Les Grande pénurie de personnel n’est pas une menace abstraite — elle a des conséquences très réelles. Déjà, de nombreuses entreprises sont confrontées à des défis majeurs pour pourvoir leurs postes vacants, en particulier dans des secteurs cruciaux comme la santé et l’éducation. Et dans les années à venir, tant en Chine qu’en Occident, de nombreux autres secteurs et domaines auront du mal à trouver des travailleurs. Le manque de conducteurs de train, d’enseignants, d’ingénieurs, de médecins, de pompiers, d’infirmières et de programmeurs aura des conséquences plus importantes sur la route. Avec moins d’employés, les entreprises produiront ou performeront moins, ce qui entraînera moins de ventes, moins de croissance économique et, finalement, moins de prospérité pour tout le monde. Et en Chine, le problème existe à une échelle beaucoup plus dramatique. À moins que les nations ne parviennent à inverser la tendance, le problème ne fera que s’accélérer et pourrait être catastrophique pour l’économie.
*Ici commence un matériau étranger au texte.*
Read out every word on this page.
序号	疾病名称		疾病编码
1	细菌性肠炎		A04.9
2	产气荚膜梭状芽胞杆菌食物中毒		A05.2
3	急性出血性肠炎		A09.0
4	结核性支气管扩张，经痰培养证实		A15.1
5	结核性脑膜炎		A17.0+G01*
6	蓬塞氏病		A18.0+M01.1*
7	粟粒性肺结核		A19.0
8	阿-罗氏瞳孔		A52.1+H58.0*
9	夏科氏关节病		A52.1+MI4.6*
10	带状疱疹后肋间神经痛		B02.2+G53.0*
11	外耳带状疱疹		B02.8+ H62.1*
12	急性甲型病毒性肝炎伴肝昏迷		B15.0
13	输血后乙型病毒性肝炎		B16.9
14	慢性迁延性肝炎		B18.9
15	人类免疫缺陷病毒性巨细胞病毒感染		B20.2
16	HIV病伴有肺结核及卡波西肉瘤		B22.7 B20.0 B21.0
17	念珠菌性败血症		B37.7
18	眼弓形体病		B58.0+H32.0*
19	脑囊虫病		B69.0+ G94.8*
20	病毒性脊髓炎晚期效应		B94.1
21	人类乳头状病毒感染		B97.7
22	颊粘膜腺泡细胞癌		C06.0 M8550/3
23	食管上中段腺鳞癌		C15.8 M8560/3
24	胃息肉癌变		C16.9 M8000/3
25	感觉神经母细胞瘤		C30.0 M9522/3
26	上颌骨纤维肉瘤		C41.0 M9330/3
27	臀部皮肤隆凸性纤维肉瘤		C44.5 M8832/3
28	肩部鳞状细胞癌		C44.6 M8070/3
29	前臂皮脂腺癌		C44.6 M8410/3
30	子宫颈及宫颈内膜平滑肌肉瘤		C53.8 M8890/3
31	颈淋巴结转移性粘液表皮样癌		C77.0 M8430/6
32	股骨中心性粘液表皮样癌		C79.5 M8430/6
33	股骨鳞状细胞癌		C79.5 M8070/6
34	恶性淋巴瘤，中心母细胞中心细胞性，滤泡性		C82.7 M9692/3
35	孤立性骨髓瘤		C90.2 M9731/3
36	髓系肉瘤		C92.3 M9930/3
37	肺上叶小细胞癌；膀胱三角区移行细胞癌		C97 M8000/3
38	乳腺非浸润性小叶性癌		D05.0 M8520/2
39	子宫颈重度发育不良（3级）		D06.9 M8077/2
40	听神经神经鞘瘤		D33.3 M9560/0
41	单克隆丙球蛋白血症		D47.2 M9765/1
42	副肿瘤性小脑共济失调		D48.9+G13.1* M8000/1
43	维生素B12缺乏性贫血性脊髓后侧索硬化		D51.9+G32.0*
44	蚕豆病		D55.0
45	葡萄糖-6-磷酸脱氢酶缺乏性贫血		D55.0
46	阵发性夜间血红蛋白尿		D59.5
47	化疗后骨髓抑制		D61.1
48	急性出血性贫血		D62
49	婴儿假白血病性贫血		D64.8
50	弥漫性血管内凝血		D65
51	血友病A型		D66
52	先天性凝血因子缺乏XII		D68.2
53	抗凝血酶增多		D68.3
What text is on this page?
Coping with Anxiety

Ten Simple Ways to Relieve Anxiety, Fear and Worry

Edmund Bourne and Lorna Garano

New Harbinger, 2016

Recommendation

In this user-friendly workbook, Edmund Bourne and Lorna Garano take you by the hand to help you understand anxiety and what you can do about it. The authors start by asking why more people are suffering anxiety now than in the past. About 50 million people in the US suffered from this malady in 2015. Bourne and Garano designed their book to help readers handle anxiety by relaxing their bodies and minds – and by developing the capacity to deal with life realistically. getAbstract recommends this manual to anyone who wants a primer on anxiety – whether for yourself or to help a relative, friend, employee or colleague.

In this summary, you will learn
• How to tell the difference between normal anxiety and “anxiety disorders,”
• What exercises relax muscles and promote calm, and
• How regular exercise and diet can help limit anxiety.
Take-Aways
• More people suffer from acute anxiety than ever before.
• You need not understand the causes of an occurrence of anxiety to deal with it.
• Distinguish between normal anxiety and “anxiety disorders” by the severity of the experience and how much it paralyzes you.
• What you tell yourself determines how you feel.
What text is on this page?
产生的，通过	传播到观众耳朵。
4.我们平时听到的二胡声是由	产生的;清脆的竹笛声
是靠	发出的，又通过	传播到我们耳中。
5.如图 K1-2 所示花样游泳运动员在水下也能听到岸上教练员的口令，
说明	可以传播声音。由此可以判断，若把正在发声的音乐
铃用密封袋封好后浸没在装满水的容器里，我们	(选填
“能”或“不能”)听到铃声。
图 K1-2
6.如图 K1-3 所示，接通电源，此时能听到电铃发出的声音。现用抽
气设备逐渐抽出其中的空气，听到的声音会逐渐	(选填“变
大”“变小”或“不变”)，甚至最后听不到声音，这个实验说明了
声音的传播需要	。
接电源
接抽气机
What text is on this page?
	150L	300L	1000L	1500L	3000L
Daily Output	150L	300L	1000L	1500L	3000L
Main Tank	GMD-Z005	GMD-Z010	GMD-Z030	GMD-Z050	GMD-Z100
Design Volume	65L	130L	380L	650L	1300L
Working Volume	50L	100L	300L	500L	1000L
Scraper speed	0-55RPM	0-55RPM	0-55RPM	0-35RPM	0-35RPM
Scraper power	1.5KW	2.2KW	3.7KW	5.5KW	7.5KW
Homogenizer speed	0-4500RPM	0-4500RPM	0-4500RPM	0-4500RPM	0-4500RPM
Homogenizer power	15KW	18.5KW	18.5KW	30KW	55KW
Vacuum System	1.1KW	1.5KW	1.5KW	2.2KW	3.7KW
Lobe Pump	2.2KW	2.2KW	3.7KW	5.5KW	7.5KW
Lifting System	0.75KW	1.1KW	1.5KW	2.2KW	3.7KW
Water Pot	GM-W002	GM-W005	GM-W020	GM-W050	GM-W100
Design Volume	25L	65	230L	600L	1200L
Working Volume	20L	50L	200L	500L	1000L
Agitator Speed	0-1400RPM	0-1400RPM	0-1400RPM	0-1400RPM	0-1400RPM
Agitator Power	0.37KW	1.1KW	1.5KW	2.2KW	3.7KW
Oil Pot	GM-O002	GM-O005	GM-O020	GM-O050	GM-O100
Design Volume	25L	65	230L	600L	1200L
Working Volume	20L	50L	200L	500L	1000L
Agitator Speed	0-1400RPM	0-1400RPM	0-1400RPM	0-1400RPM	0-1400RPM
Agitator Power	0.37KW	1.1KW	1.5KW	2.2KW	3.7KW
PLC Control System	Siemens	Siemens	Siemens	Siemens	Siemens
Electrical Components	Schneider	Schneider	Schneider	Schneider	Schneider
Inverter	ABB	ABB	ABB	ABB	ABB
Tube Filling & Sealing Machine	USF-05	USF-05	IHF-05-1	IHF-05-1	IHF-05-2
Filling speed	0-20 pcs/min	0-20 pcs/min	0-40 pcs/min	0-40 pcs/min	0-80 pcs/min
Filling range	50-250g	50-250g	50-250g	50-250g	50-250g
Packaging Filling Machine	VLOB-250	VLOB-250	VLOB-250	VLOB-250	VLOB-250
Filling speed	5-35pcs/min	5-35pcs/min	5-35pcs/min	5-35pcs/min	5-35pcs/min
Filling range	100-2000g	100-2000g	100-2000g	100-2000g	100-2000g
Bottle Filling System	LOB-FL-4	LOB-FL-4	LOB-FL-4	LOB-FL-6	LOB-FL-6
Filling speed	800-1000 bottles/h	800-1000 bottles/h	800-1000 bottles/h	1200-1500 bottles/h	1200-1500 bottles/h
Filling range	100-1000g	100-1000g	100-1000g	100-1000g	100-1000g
Sébastien Dettmers est le PDG de StepStone, qui appartient à Axel Springer, la société mère d’Insider. Il est également l’auteur de un nouveau livre sur l’avenir de la population mondiale.
Chris Forman est le fondateur et PDG d’Appcast, qui a été racheté par StepStone en 2019. Il est un expert reconnu du recrutement et de la gestion des talents.
André Fleurs est l’économiste principal du travail chez Appcast. Il est un expert reconnu de la politique économique, du marché du travail américain et de la macroéconomie.